Balancing Military Spending: Urgent Need for Increased Clean Energy Investment to Avert Climate Disaster


Addressing climate change will require substantial investment, estimated at $4.8 trillion annually until 2030 to achieve net-zero emissions. Despite the staggering figure, it represents only a fraction of global GDP. The real challenge lies in mobilizing these funds effectively.
Recent years have seen a surge in global investment towards clean energy technologies, reaching $1.8 trillion last year, yet this amounts to just 1.7% of the world's GDP. By comparison, military spending stands at 2.1% of GDP, highlighting the capacity to redirect capital towards urgent priorities.
Historically, during times of crisis such as the Cold War or the Covid-19 pandemic, funding has been swiftly mobilized, demonstrating the ability to increase investment when necessary. This does not imply a shift from essential sectors like healthcare to environmental initiatives, but it underscores the potential for prioritizing and directing resources effectively.
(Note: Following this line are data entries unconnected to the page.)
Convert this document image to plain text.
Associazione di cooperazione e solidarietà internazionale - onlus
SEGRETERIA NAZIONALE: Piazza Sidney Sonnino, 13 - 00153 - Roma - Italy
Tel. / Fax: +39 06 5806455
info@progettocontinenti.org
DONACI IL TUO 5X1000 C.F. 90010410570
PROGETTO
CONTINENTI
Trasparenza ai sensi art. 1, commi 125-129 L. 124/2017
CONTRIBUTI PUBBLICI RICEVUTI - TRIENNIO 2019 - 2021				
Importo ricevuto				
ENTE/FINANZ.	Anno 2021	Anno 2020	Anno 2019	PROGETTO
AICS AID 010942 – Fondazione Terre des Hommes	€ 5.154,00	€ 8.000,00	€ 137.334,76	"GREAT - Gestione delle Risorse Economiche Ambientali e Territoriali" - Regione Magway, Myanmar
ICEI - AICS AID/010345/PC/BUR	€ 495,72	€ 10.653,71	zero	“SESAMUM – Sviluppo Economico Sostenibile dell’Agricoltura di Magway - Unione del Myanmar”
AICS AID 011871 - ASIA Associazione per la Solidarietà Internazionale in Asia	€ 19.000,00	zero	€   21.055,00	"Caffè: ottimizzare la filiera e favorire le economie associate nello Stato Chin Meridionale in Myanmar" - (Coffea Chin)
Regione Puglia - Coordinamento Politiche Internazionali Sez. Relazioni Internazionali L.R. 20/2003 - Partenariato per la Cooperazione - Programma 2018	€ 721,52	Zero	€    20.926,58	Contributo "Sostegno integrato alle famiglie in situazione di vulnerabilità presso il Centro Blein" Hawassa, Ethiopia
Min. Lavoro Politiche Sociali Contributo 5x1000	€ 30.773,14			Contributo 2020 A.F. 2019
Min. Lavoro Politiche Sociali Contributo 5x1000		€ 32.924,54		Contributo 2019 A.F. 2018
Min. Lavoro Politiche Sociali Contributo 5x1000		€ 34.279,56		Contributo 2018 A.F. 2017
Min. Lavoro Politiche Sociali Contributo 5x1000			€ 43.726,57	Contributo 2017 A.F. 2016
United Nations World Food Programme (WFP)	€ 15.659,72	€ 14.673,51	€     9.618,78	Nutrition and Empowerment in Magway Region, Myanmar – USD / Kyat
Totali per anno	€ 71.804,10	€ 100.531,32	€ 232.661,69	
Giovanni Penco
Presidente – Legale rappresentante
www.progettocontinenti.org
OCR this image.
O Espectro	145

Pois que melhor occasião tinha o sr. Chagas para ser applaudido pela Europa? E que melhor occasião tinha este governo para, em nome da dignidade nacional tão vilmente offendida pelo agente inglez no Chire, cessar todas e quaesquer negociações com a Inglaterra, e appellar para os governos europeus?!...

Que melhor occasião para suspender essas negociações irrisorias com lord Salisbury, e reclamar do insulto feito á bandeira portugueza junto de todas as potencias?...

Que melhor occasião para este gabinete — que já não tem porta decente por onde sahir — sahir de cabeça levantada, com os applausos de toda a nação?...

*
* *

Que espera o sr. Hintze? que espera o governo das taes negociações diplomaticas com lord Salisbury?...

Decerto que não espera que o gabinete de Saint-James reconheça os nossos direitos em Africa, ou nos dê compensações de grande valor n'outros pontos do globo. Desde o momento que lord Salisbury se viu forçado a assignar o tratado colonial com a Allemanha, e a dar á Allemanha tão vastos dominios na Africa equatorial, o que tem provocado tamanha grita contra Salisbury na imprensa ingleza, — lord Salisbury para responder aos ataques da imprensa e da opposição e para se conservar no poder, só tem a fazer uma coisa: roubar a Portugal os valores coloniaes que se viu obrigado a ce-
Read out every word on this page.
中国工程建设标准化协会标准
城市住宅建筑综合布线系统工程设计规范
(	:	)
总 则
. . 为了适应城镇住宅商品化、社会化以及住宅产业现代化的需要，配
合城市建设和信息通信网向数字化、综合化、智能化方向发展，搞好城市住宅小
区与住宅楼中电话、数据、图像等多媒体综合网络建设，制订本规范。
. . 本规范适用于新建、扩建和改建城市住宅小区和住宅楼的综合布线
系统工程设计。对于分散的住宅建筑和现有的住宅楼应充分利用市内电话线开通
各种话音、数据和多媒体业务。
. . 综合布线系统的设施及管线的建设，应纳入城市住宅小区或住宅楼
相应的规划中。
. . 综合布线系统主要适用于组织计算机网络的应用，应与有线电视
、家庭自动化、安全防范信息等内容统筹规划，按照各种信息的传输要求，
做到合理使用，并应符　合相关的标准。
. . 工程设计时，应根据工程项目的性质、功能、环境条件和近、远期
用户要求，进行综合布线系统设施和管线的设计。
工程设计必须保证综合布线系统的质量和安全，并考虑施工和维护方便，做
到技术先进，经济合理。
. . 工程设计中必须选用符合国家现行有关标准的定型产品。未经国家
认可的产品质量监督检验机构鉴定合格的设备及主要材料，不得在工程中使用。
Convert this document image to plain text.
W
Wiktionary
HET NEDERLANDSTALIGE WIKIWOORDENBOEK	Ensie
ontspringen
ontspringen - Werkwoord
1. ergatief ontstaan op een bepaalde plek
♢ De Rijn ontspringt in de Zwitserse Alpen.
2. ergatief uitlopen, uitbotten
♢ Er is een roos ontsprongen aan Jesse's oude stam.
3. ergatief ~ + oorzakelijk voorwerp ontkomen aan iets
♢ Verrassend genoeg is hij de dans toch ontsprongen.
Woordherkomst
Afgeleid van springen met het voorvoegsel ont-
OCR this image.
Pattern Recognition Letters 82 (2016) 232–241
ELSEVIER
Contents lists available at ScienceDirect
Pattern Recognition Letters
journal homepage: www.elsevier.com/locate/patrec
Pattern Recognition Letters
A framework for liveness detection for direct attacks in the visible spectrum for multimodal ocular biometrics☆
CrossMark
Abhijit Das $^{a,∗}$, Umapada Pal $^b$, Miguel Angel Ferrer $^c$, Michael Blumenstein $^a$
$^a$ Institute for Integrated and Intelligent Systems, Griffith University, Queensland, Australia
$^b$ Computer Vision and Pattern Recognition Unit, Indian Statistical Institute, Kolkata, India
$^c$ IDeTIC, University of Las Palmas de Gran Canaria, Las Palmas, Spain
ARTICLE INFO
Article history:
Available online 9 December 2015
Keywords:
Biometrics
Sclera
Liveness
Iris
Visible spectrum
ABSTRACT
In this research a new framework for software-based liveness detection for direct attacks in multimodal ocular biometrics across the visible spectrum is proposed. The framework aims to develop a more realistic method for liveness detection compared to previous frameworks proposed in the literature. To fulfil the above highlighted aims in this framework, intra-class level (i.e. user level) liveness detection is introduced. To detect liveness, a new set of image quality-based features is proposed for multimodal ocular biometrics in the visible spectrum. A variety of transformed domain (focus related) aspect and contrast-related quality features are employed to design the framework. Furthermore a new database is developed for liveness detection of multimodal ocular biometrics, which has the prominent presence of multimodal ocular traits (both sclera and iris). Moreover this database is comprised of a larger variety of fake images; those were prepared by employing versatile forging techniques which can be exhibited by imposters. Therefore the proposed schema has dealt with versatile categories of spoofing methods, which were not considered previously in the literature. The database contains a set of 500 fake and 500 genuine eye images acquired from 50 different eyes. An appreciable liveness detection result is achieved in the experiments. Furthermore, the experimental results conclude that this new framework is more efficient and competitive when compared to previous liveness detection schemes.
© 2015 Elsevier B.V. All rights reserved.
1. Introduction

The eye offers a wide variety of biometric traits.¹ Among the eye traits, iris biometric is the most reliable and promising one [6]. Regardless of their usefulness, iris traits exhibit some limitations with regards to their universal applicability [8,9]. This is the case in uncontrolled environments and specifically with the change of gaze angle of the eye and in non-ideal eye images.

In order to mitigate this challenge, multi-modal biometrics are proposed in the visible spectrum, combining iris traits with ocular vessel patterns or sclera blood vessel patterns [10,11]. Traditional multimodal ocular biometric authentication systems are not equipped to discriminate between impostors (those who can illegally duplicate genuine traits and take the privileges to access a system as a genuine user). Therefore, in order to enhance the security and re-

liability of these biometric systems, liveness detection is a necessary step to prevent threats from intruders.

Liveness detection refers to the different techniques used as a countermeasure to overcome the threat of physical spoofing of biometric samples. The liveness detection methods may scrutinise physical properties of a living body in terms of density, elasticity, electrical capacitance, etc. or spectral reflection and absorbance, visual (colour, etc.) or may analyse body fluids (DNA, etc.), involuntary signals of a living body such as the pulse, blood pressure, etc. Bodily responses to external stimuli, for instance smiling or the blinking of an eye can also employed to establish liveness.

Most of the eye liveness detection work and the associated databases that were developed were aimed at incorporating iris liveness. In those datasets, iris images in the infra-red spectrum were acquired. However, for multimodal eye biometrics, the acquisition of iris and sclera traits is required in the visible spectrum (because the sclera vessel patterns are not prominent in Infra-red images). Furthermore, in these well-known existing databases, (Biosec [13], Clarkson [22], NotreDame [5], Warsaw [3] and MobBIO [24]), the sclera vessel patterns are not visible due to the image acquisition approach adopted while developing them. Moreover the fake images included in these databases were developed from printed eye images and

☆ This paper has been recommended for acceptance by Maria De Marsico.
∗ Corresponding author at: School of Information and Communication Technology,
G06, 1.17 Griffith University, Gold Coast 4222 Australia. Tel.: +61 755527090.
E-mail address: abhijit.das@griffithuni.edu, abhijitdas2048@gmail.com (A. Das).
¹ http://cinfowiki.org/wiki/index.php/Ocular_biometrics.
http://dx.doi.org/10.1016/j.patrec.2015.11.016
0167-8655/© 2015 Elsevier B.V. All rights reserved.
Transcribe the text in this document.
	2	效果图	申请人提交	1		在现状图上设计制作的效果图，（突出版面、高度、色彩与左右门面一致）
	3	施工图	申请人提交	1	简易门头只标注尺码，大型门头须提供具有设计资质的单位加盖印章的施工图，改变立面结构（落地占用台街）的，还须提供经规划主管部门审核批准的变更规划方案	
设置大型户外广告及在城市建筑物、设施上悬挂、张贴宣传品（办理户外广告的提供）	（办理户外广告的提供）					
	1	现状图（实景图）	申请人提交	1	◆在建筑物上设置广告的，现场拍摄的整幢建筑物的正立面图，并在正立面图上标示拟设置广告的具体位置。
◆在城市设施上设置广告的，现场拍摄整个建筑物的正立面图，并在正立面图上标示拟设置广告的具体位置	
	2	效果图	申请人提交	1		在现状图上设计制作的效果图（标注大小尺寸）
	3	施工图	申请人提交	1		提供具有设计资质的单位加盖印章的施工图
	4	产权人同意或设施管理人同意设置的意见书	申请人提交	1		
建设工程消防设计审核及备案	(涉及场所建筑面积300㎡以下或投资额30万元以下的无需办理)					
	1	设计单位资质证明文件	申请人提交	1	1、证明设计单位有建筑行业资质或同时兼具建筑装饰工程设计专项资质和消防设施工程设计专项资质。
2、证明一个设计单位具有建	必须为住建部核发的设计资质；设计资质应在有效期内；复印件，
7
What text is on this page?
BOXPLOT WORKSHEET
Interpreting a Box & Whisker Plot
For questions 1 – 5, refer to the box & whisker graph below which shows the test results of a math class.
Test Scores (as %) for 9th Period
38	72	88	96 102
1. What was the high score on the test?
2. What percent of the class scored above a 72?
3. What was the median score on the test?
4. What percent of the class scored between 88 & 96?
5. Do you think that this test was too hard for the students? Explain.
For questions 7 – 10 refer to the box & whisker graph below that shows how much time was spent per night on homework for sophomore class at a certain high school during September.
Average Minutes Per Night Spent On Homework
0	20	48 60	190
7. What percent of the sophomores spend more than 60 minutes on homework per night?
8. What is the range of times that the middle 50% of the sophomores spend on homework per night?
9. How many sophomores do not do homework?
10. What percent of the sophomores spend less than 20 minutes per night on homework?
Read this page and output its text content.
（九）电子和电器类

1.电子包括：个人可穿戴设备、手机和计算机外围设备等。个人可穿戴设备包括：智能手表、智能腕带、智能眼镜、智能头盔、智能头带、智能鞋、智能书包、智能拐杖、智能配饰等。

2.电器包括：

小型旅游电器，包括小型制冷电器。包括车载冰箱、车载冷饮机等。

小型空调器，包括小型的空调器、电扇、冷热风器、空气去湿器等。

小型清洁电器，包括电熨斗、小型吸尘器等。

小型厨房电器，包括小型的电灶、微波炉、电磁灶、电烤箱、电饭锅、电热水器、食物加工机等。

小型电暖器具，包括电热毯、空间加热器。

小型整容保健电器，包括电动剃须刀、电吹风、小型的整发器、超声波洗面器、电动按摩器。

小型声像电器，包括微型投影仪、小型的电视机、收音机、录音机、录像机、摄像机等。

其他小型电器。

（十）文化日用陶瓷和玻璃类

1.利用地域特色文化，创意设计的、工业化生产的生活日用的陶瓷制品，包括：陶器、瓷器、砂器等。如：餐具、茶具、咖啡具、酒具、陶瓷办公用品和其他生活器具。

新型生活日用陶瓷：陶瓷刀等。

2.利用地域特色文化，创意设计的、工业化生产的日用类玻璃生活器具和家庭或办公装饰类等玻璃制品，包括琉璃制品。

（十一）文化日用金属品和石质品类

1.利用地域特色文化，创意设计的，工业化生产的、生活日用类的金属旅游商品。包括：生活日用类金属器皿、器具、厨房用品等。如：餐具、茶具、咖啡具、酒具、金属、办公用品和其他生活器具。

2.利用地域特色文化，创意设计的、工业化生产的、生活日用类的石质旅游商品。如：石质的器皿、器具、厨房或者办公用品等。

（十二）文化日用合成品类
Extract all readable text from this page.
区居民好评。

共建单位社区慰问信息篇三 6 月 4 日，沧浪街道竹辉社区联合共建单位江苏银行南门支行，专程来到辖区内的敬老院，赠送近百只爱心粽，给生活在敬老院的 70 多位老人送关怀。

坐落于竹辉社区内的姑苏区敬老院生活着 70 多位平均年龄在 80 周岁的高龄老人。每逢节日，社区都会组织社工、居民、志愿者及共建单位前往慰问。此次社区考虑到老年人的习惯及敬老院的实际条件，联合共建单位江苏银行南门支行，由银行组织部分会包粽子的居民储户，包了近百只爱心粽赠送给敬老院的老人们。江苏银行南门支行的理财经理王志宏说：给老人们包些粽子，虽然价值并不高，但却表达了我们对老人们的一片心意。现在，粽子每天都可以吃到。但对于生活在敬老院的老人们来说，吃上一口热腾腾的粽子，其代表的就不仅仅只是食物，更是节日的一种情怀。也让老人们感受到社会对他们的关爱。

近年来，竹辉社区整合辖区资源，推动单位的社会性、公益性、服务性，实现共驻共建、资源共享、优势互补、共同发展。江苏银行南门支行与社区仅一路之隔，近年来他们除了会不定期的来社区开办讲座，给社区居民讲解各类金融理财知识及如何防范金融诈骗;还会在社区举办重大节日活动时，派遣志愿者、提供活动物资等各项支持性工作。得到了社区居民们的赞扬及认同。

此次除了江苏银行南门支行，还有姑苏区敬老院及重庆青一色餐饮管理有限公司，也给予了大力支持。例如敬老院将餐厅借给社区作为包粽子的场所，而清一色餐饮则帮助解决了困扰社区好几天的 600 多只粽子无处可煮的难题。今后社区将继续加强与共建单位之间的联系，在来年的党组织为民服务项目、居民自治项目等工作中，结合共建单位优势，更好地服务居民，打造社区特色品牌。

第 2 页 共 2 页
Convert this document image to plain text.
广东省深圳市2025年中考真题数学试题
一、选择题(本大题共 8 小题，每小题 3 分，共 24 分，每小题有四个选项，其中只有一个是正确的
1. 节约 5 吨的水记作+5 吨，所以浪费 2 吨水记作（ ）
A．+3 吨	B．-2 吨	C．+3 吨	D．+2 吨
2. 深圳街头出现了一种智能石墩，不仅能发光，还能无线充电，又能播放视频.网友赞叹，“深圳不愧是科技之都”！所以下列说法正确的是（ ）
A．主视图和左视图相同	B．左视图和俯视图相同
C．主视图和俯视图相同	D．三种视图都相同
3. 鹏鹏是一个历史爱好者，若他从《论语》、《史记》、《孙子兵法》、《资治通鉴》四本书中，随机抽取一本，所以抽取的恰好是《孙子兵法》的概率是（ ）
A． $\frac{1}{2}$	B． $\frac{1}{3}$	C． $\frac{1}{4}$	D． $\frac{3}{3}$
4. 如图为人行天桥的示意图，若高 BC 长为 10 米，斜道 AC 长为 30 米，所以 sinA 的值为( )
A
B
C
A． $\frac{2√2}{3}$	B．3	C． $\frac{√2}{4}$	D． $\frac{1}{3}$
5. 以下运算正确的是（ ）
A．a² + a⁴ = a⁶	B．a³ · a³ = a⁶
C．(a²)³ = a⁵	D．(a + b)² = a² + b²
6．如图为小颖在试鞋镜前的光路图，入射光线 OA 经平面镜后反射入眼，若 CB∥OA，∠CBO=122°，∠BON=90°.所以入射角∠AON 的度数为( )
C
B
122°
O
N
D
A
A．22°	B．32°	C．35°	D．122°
China leads in energy transition spending, accounting for over a third of global investment, with a significant portion directed towards renewables and electrified transport. Moreover, China's investment as a percentage of GDP surpasses the global average, indicating a strong commitment to sustainable development.
The European Union also stands out with initiatives like the REPowerEU plan and Fit for 55, aiming to reduce emissions and promote green technologies, positioning the region as a significant player in the transition towards a sustainable future.

However, several major economies including the US, Brazil, and Japan are falling behind in their transition to clean energy. In countries like the US, Japan, and India, a significant portion of the budget is allocated to military capabilities, surpassing investment in energy transition as a percentage of GDP. Interestingly, the situation is reversed for Germany and even China.
Looking ahead, there is an urgent need to increase investment in clean energy to prevent catastrophic climate consequences. According to BNEF's Net Zero Scenario, the required capital would amount to approximately 3.5-4% of GDP annually throughout the remainder of this decade.
While there may be sufficient funds available in theory to align with a net-zero trajectory, the crucial question is whether the public and private sectors can effectively coordinate to channel financing into the most crucial areas, particularly in emerging economies.